Porque el problema no está en la efectista iconografía publicitaria de un territorio, ni en que los edificios institucionales sean más o menos grandiosos. Lo relevante es que en la ciudad sus habitantes encuentren oportunidades, puedan vivir saludablemente y sean felices.
Sin duda, es un disparate que el cap i casal destinara cincuenta veces más presupuesto que la villa vizcaína -Guggenheim-, a la que dobla en población, para construir el complejo de la Ciudad de las Artes.
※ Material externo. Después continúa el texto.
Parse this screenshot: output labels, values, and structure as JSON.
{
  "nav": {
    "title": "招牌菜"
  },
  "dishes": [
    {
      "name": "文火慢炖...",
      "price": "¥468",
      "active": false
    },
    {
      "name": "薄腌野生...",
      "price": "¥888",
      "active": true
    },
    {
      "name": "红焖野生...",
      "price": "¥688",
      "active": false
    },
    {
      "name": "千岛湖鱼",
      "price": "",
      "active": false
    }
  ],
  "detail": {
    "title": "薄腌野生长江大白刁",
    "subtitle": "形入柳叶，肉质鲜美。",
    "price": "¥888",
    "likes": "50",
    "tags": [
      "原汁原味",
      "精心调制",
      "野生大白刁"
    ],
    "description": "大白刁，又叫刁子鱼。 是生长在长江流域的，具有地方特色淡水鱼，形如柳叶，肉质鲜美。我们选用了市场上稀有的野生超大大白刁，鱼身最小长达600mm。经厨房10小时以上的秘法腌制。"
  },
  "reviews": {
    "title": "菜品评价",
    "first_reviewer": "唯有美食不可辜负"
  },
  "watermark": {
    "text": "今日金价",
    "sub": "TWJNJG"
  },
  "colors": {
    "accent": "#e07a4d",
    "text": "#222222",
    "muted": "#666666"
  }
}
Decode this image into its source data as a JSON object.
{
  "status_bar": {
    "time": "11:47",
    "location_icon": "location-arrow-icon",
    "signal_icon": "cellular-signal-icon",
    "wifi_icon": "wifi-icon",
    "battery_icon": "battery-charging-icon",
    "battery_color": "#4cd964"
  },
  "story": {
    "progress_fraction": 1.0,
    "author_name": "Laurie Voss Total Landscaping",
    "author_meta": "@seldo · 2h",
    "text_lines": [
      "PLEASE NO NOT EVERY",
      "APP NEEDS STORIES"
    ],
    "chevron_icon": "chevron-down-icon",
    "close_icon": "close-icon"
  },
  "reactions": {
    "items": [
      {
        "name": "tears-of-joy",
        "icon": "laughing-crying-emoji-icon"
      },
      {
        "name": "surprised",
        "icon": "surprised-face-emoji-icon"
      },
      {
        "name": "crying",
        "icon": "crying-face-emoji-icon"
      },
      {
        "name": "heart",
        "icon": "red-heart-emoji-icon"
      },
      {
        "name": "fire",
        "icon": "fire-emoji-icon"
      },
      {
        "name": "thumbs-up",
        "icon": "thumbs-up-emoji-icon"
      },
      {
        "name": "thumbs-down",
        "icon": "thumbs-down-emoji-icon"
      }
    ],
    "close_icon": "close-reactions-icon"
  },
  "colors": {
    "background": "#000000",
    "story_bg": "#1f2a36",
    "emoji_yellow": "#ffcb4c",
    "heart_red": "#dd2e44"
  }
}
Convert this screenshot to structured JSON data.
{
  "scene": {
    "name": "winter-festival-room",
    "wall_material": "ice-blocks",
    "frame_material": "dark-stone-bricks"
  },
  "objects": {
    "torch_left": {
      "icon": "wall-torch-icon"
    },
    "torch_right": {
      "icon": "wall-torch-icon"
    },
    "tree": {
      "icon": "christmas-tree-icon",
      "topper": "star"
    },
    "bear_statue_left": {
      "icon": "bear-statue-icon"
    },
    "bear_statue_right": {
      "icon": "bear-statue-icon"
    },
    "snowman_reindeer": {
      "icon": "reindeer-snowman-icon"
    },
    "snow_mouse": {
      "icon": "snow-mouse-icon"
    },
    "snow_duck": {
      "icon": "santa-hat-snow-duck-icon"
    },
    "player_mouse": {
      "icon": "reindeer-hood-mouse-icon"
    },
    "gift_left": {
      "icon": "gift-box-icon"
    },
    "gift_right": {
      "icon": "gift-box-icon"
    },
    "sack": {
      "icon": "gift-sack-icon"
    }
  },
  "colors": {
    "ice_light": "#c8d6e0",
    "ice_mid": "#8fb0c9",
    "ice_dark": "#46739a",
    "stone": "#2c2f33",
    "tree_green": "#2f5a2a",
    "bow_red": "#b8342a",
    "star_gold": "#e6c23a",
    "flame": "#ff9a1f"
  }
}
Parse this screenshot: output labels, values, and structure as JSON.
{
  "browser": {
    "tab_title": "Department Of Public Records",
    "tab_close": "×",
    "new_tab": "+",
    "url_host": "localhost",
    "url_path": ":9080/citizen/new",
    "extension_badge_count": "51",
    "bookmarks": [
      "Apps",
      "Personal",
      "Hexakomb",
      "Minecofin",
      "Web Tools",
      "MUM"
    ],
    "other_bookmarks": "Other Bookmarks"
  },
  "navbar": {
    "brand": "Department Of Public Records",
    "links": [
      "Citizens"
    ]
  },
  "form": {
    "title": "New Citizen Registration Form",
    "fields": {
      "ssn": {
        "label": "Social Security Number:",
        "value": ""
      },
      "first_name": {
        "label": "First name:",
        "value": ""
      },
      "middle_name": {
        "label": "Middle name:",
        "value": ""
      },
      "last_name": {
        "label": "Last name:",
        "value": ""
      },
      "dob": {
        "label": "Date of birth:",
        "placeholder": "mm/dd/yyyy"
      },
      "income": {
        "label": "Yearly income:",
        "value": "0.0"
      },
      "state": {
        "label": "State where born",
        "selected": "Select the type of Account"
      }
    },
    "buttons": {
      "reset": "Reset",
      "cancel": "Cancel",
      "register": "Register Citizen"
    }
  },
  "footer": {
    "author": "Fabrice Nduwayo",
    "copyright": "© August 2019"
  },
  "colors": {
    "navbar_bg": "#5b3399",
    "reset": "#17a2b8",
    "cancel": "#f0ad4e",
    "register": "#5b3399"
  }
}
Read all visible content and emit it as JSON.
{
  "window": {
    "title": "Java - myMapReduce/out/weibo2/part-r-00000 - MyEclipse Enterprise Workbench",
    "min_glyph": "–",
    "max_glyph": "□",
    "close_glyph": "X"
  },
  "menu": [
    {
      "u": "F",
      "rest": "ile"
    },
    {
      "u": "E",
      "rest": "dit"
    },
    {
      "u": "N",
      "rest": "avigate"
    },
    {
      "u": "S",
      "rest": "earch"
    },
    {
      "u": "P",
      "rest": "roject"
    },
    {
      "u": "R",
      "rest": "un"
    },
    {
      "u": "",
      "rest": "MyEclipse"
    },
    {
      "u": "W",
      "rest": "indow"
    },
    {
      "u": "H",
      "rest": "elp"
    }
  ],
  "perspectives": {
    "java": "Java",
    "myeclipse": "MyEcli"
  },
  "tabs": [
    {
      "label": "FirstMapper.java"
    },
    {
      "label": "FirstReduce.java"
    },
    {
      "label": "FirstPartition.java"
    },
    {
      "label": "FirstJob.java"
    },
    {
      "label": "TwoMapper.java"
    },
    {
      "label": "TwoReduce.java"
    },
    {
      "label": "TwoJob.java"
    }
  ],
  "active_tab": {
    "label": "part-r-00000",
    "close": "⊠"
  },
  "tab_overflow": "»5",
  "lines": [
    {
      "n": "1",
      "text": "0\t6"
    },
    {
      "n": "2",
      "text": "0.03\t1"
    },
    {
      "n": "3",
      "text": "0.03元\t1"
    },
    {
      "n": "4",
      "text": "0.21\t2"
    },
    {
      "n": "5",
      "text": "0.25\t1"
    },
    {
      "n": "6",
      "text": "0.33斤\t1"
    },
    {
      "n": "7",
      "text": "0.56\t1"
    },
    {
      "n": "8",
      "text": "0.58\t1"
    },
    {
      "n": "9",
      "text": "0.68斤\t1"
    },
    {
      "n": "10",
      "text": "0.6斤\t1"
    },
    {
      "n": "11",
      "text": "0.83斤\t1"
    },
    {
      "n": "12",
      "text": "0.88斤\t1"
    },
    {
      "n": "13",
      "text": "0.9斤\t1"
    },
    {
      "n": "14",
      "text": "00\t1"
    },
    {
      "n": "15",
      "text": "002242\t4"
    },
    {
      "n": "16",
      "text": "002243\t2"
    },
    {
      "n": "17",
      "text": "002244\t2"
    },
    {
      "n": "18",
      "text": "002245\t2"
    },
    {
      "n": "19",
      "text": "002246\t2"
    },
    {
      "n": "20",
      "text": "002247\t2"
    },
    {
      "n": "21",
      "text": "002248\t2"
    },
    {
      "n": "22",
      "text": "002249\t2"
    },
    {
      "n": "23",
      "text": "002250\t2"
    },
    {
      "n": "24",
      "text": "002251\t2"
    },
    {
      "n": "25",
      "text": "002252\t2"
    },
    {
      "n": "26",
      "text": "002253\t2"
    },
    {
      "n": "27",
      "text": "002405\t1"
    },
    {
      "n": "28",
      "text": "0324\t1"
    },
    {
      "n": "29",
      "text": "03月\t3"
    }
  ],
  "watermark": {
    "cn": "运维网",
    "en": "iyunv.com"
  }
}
Y en 2015 las urnas dictaron un cambio de dirección y de rumbo.
Pero el tripartito, incapaz de concretar soluciones de futuro que reduzcan el déficit, pongan en valor lo realizado y rentabilicen las desorbitantes inversiones en la Fórmula I, la Marina Real y la CAC, comete errores de gran calado.
El primero generar un clima de inseguridad jurídica con permanentes vaivenes legislativos. El segundo, también de manual, despreciar la contribución empresarial para inyectar recursos y dinamizar la actividad económica. Y el tercero torpedear el modelo turístico, con restricciones a la construcción hotelera y a la hostelería pese a que el sector es uno de los principales motores de empleo.
No alcanzar un mínimo consenso sobre las señas de identidad y un modelo territorial equilibrado, lastran cualquier propuesta para erradicar la desigualdad y desarticulación urbana impidiendo mejorar la calidad de vida de los ciudadanos.
¿Comprenderán algún día los gobernantes que resulta estéril la imposición artificiosa tanto de objetos (Ágora,…) como de proyectos (carril bici,…), ajenos a los auténticos intereses (viviendas dignas, educación,…) de las personas reales que habitan los numerosos barrios de la ciudad?